United States Citizenship and Immigration Services (USCIS) does not place restrictions on the place of origin of EB-5 investment funds; EB-5 investors can use funds obtained in any country. Additionally, loaned funds are considered a legitimate source for EB-5 investments, so foreign nationals are allowed to use loans from U.S. institutions to finance their projects. The lender may be located in any country. However, EB-5 investors are not allowed to secure the loan using the EB-5 project in question or their primary residence; they must use other personal assets as collateral.

USCIS does require that investors submit ample evidence proving the source of their funds. EB-5 investors must prove clearly that they are the legal owners of the funds and that the funds were obtained lawfully. Further, the investment funds must be transferred lawfully. To make sure that these regulations are followed, USCIS requires that investors accompany their Form I-526 with documentation that shows the source of the investment funds.
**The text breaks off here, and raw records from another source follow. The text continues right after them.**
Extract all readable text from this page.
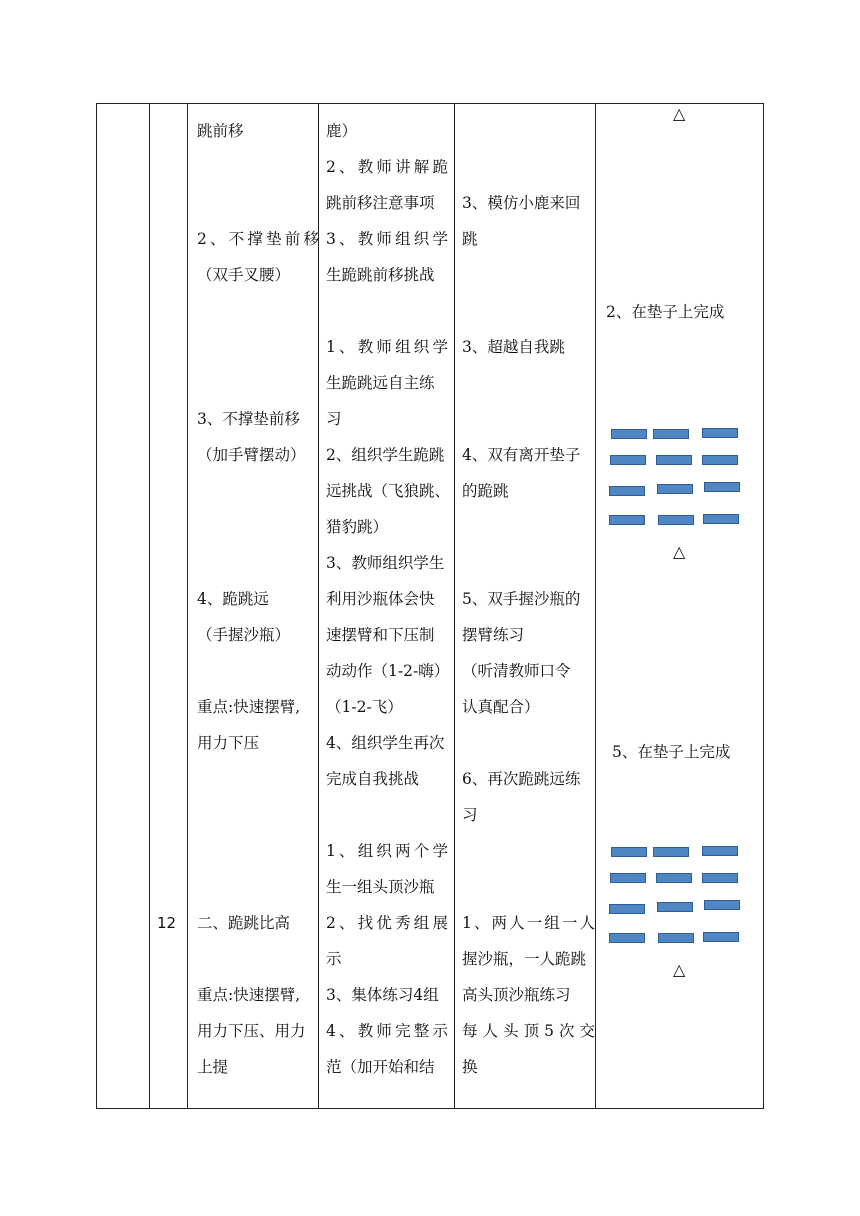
12
跳前移
2、不撑垫前移
（双手叉腰）
3、不撑垫前移
（加手臂摆动）
4、跪跳远
（手握沙瓶）
重点:快速摆臂,
用力下压
二、跪跳比高
重点:快速摆臂,
用力下压、用力
上提
鹿）
2、教师讲解跪
跳前移注意事项
3、教师组织学
生跪跳前移挑战
1、教师组织学
生跪跳远自主练
习
2、组织学生跪跳
远挑战（飞狼跳、
猎豹跳）
3、教师组织学生
利用沙瓶体会快
速摆臂和下压制
动动作（1-2-嗨）
（1-2-飞）
4、组织学生再次
完成自我挑战
1、组织两个学
生一组头顶沙瓶
2、找优秀组展
示
3、集体练习4组
4、教师完整示
范（加开始和结
3、模仿小鹿来回
跳
3、超越自我跳
4、双有离开垫子
的跪跳
5、双手握沙瓶的
摆臂练习
（听清教师口令
认真配合）
6、再次跪跳远练
习
1、两人一组一人
握沙瓶，一人跪跳
高头顶沙瓶练习
每人头顶5次交
换
△
2、在垫子上完成
△
5、在垫子上完成
△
The documentation that each investor must submit will depend on the nature of the funds. In the case of loaned funds, investors may have to submit documents such as their personal income tax returns, a loan contract, and a capital source statement. Investors must also demonstrate that their personal assets used as collateral were purchased using lawfully sourced funds. If investors used real estate assets, for instance, they might have to submit employment records or other documentation that shows how they obtained the funds needed to acquire the property.

Since the minimum investment amount for the EB-5 program is $900,000 for investments in targeted employment areas, investors will be making a substantial commitment. They may also be eager to receive their permanent resident status. Therefore, investors should work with qualified professionals, such as EB-5 consultants and immigration attorneys, to navigate all of the program’s complex requirements.